Title: Damage to hair follicles by normal-mode ruby laser pulses.
Authors: Grossman MC, Dierickx C, Farinelli W, Flotte T, Anderson RR
Journal: J Am Acad Dermatol 1996 Dec;35(6):889-94
PMID: 8959946, UI: 97119123
Affiliated institution: Wellman Laboratories of Photomedicine, Harvard Medical School, Massachusetts General Hospital, USA.
BACKGROUND: Although many temporary treatments exist for hirsutism and hypertrichosis, a practical and permanent hair removal treatment is needed.
OBJECTIVE: Our purpose was to study the use of normal-mode ruby laser pulses (694 nm, 270 microseconds, 6 mm beam diameter) for hair follicle destruction by selective photothermolysis.
METHODS: Histologically assessed damage in ex vivo black-haired dog skin after the use of different laser fluences was used to design a human study; 13 volunteers with brown or black hair were exposed to normal-mode ruby laser pulses at fluences of 30 to 60 J/cm2, delivered to both shaved and wax-epilated skin sites. An optical delivery device designed to maximize light delivery to the reticular dermis was used.

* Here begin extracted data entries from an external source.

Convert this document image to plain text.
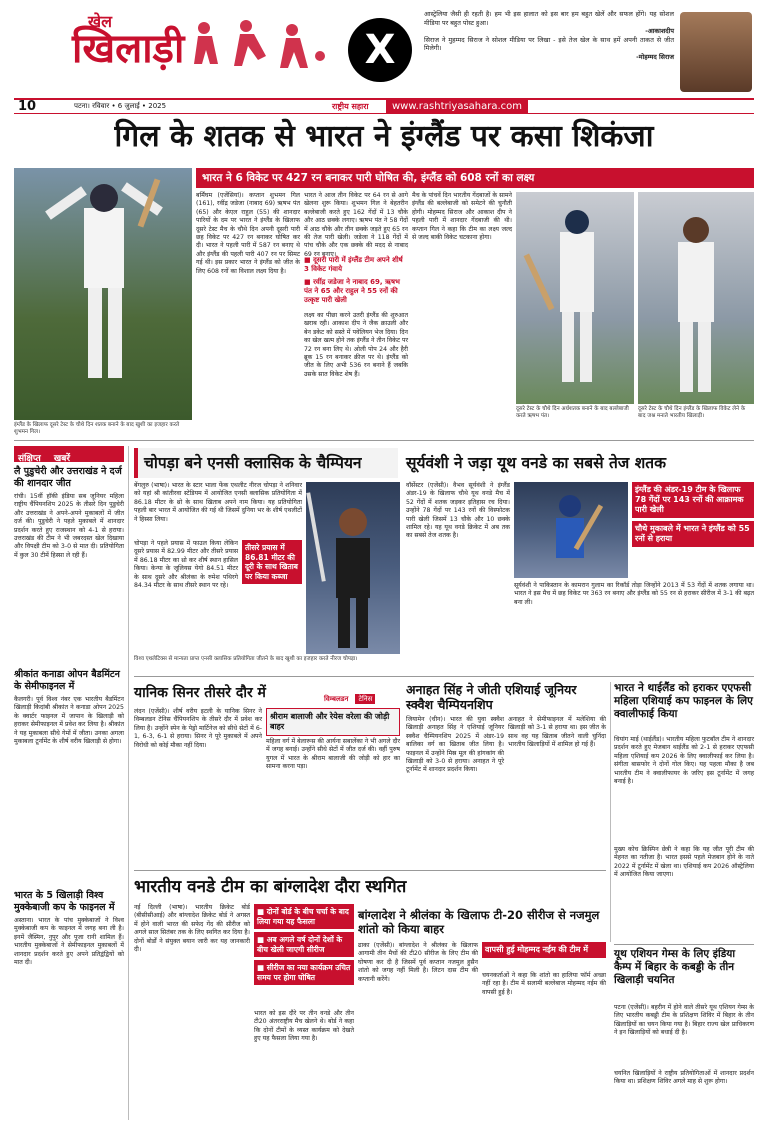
खेल
खिलाड़ी	X
आस्ट्रेलिया जैसी ही रहती है। हम भी इस हालात को इस बार हम बहुत खेलें और सफल होंगे। यह सोशल मीडिया पर बहुत पोस्ट हुआ।
-आकाशदीप
सिराज ने मुहम्मद सिराज ने सोशल मीडिया पर लिखा - इसे तेज खेल के साथ हमें अपनी ताकत से जीत मिलेगी।
-मोहम्मद सिराज
10	पटना। रविवार • 6 जुलाई • 2025	राष्ट्रीय सहारा	www.rashtriyasahara.com
गिल के शतक से भारत ने इंग्लैंड पर कसा शिकंजा
इंग्लैंड के खिलाफ दूसरे टेस्ट के चौथे दिन शतक बनाने के बाद खुशी का इजहार करते शुभमन गिल।
भारत ने 6 विकेट पर 427 रन बनाकर पारी घोषित की, इंग्लैंड को 608 रनों का लक्ष्य
बर्मिंघम (एजेंसियां)। कप्तान शुभमन गिल (161), रवींद्र जडेजा (नाबाद 69) ऋषभ पंत (65) और केएल राहुल (55) की शानदार पारियों के दम पर भारत ने इंग्लैंड के खिलाफ दूसरे टेस्ट मैच के चौथे दिन अपनी दूसरी पारी छह विकेट पर 427 रन बनाकर घोषित कर दी। भारत ने पहली पारी में 587 रन बनाए थे और इंग्लैंड की पहली पारी 407 रन पर सिमट गई थी। इस प्रकार भारत ने इंग्लैंड को जीत के लिए 608 रनों का विशाल लक्ष्य दिया है।
भारत ने आज तीन विकेट पर 64 रन से आगे खेलना शुरू किया। शुभमन गिल ने बेहतरीन बल्लेबाजी करते हुए 162 गेंदों में 13 चौके और आठ छक्के लगाए। ऋषभ पंत ने 58 गेंदों में आठ चौके और तीन छक्के जड़ते हुए 65 रन की तेज पारी खेली। जडेजा ने 118 गेंदों में पांच चौके और एक छक्के की मदद से नाबाद 69 रन बनाए।
■ दूसरी पारी में इंग्लैंड टीम अपने शीर्ष 3 विकेट गंवाये
■ रवींद्र जडेजा ने नाबाद 69, ऋषभ पंत ने 65 और राहुल ने 55 रनों की उत्कृष्ट पारी खेली
लक्ष्य का पीछा करने उतरी इंग्लैंड की शुरुआत खराब रही। आकाश दीप ने जैक क्राउली और बेन डकेट को सस्ते में पवेलियन भेज दिया। दिन का खेल खत्म होने तक इंग्लैंड ने तीन विकेट पर 72 रन बना लिए थे। ओली पोप 24 और हैरी ब्रूक 15 रन बनाकर क्रीज पर थे। इंग्लैंड को जीत के लिए अभी 536 रन बनाने हैं जबकि उसके सात विकेट शेष हैं।
मैच के पांचवें दिन भारतीय गेंदबाजों के सामने इंग्लैंड की बल्लेबाजी को समेटने की चुनौती होगी। मोहम्मद सिराज और आकाश दीप ने पहली पारी में शानदार गेंदबाजी की थी। कप्तान गिल ने कहा कि टीम का लक्ष्य जल्द से जल्द बाकी विकेट चटकाना होगा।
दूसरे टेस्ट के चौथे दिन अर्धशतक बनाने के बाद बल्लेबाजी करते ऋषभ पंत।
दूसरे टेस्ट के चौथे दिन इंग्लैंड के खिलाफ विकेट लेने के बाद जश्न मनाते भारतीय खिलाड़ी।
संक्षिप्त खबरें
लै पुडुचेरी और उत्तराखंड ने दर्ज की शानदार जीत
रांची। 15वीं हॉकी इंडिया सब जूनियर महिला राष्ट्रीय चैंपियनशिप 2025 के तीसरे दिन पुडुचेरी और उत्तराखंड ने अपने-अपने मुकाबलों में जीत दर्ज की। पुडुचेरी ने पहले मुकाबले में शानदार प्रदर्शन करते हुए राजस्थान को 4-1 से हराया। उत्तराखंड की टीम ने भी जबरदस्त खेल दिखाया और विपक्षी टीम को 3-0 से मात दी। प्रतियोगिता में कुल 30 टीमें हिस्सा ले रही हैं।
श्रीकांत कनाडा ओपन बैडमिंटन के सेमीफाइनल में
कैलगरी। पूर्व विश्व नंबर एक भारतीय बैडमिंटन खिलाड़ी किदांबी श्रीकांत ने कनाडा ओपन 2025 के क्वार्टर फाइनल में जापान के खिलाड़ी को हराकर सेमीफाइनल में प्रवेश कर लिया है। श्रीकांत ने यह मुकाबला सीधे गेमों में जीता। उनका अगला मुकाबला टूर्नामेंट के शीर्ष वरीय खिलाड़ी से होगा।
भारत के 5 खिलाड़ी विश्व मुक्केबाजी कप के फाइनल में
अस्ताना। भारत के पांच मुक्केबाजों ने विश्व मुक्केबाजी कप के फाइनल में जगह बना ली है। इनमें जैस्मिन, नुपुर और पूजा रानी शामिल हैं। भारतीय मुक्केबाजों ने सेमीफाइनल मुकाबलों में शानदार प्रदर्शन करते हुए अपने प्रतिद्वंद्वियों को मात दी।
चोपड़ा बने एनसी क्लासिक के चैम्पियन
बेंगलुरु (भाषा)। भारत के स्टार भाला फेंक एथलीट नीरज चोपड़ा ने शनिवार को यहां श्री कांतीरवा स्टेडियम में आयोजित एनसी क्लासिक प्रतियोगिता में 86.18 मीटर के थ्रो के साथ खिताब अपने नाम किया। यह प्रतियोगिता पहली बार भारत में आयोजित की गई थी जिसमें दुनिया भर के शीर्ष एथलीटों ने हिस्सा लिया।
चोपड़ा ने पहले प्रयास में फाउल किया लेकिन दूसरे प्रयास में 82.99 मीटर और तीसरे प्रयास में 86.18 मीटर का थ्रो कर शीर्ष स्थान हासिल किया। केन्या के जूलियस येगो 84.51 मीटर के साथ दूसरे और श्रीलंका के रुमेश पथिरगे 84.34 मीटर के साथ तीसरे स्थान पर रहे।
तीसरे प्रयास में 86.81 मीटर की दूरी के साथ खिताब पर किया कब्जा
विश्व एथलेटिक्स से मान्यता प्राप्त एनसी क्लासिक प्रतियोगिता जीतने के बाद खुशी का इजहार करते नीरज चोपड़ा।
सूर्यवंशी ने जड़ा यूथ वनडे का सबसे तेज शतक
वॉर्सेस्टर (एजेंसी)। वैभव सूर्यवंशी ने इंग्लैंड अंडर-19 के खिलाफ चौथे यूथ वनडे मैच में 52 गेंदों में शतक जड़कर इतिहास रच दिया। उन्होंने 78 गेंदों पर 143 रनों की विस्फोटक पारी खेली जिसमें 13 चौके और 10 छक्के शामिल रहे। यह यूथ वनडे क्रिकेट में अब तक का सबसे तेज शतक है।
इंग्लैंड की अंडर-19 टीम के खिलाफ 78 गेंदों पर 143 रनों की आक्रामक पारी खेली
चौथे मुकाबले में भारत ने इंग्लैंड को 55 रनों से हराया
सूर्यवंशी ने पाकिस्तान के कामरान गुलाम का रिकॉर्ड तोड़ा जिन्होंने 2013 में 53 गेंदों में शतक लगाया था। भारत ने इस मैच में छह विकेट पर 363 रन बनाए और इंग्लैंड को 55 रन से हराकर सीरीज में 3-1 की बढ़त बना ली।
यानिक सिनर तीसरे दौर में	विम्बलडन टेनिस
लंदन (एजेंसी)। शीर्ष वरीय इटली के यानिक सिनर ने विम्बलडन टेनिस चैंपियनशिप के तीसरे दौर में प्रवेश कर लिया है। उन्होंने स्पेन के पेड्रो मार्टिनेज को सीधे सेटों में 6-1, 6-3, 6-1 से हराया। सिनर ने पूरे मुकाबले में अपने विरोधी को कोई मौका नहीं दिया।
श्रीराम बालाजी और रेयेस वरेला की जोड़ी बाहर
महिला वर्ग में बेलारूस की आर्यना सबालेंका ने भी अगले दौर में जगह बनाई। उन्होंने सीधे सेटों में जीत दर्ज की। वहीं पुरुष युगल में भारत के श्रीराम बालाजी की जोड़ी को हार का सामना करना पड़ा।
अनाहत सिंह ने जीती एशियाई जूनियर स्क्वैश चैम्पियनशिप
जियामेन (चीन)। भारत की युवा स्क्वैश खिलाड़ी अनाहत सिंह ने एशियाई जूनियर स्क्वैश चैम्पियनशिप 2025 में अंडर-19 बालिका वर्ग का खिताब जीत लिया है। फाइनल में उन्होंने मिस्र मूल की हांगकांग की खिलाड़ी को 3-0 से हराया। अनाहत ने पूरे टूर्नामेंट में शानदार प्रदर्शन किया।
अनाहत ने सेमीफाइनल में मलेशिया की खिलाड़ी को 3-1 से हराया था। इस जीत के साथ वह यह खिताब जीतने वाली चुनिंदा भारतीय खिलाड़ियों में शामिल हो गई हैं।
भारत ने थाईलैंड को हराकर एएफसी महिला एशियाई कप फाइनल के लिए क्वालीफाई किया
चियांग माई (थाईलैंड)। भारतीय महिला फुटबॉल टीम ने शानदार प्रदर्शन करते हुए मेजबान थाईलैंड को 2-1 से हराकर एएफसी महिला एशियाई कप 2026 के लिए क्वालीफाई कर लिया है। संगीता बासफोर ने दोनों गोल किए। यह पहला मौका है जब भारतीय टीम ने क्वालीफायर के जरिए इस टूर्नामेंट में जगह बनाई है।
मुख्य कोच क्रिस्पिन छेत्री ने कहा कि यह जीत पूरी टीम की मेहनत का नतीजा है। भारत इससे पहले मेजबान होने के नाते 2022 में टूर्नामेंट में खेला था। एशियाई कप 2026 ऑस्ट्रेलिया में आयोजित किया जाएगा।
भारतीय वनडे टीम का बांग्लादेश दौरा स्थगित
नई दिल्ली (भाषा)। भारतीय क्रिकेट बोर्ड (बीसीसीआई) और बांग्लादेश क्रिकेट बोर्ड ने अगस्त में होने वाली भारत की सफेद गेंद की सीरीज को अगले साल सितंबर तक के लिए स्थगित कर दिया है। दोनों बोर्डों ने संयुक्त बयान जारी कर यह जानकारी दी।
■ दोनों बोर्ड के बीच चर्चा के बाद लिया गया यह फैसला
■ अब अगले वर्ष दोनों देशों के बीच खेली जाएगी सीरीज
■ सीरीज का नया कार्यक्रम उचित समय पर होगा घोषित
भारत को इस दौरे पर तीन वनडे और तीन टी20 अंतरराष्ट्रीय मैच खेलने थे। बोर्ड ने कहा कि दोनों टीमों के व्यस्त कार्यक्रम को देखते हुए यह फैसला लिया गया है।
बांग्लादेश ने श्रीलंका के खिलाफ टी-20 सीरीज से नजमुल शांतो को किया बाहर
ढाका (एजेंसी)। बांग्लादेश ने श्रीलंका के खिलाफ आगामी तीन मैचों की टी20 सीरीज के लिए टीम की घोषणा कर दी है जिसमें पूर्व कप्तान नजमुल हुसैन शांतो को जगह नहीं मिली है। लिटन दास टीम की कप्तानी करेंगे।
वापसी हुई मोहम्मद नईम की टीम में
चयनकर्ताओं ने कहा कि शांतो का हालिया फॉर्म अच्छा नहीं रहा है। टीम में सलामी बल्लेबाज मोहम्मद नईम की वापसी हुई है।
यूथ एशियन गेम्स के लिए इंडिया कैम्प में बिहार के कबड्डी के तीन खिलाड़ी चयनित
पटना (एजेंसी)। बहरीन में होने वाले तीसरे यूथ एशियन गेम्स के लिए भारतीय कबड्डी टीम के प्रशिक्षण शिविर में बिहार के तीन खिलाड़ियों का चयन किया गया है। बिहार राज्य खेल प्राधिकरण ने इन खिलाड़ियों को बधाई दी है।
चयनित खिलाड़ियों ने राष्ट्रीय प्रतियोगिताओं में शानदार प्रदर्शन किया था। प्रशिक्षण शिविर अगले माह से शुरू होगा।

Hair regrowth was assessed at 1, 3, and 6 months after exposure by counting terminal hairs.
RESULTS: Fluence-dependent selective thermal injury to follicles was observed histologically. There was a significant delay in hair growth in all subjects at all laser-treated sites compared with the unexposed shaven and epilated control sites. At 6 months, there was significant hair loss only in the areas shaved before treatment at the highest fluence. At 6 months, four subjects had less than 50% regrowth, two of whom showed no change between 3 and 6 months. Transient pigmentary changes were observed; there was no scarring.
CONCLUSION: Selective photothermolysis of hair follicles with the normal-mode ruby laser produces a growth delay consistent with induction of prolonged telogen with apparently permanent hair removal in some cases.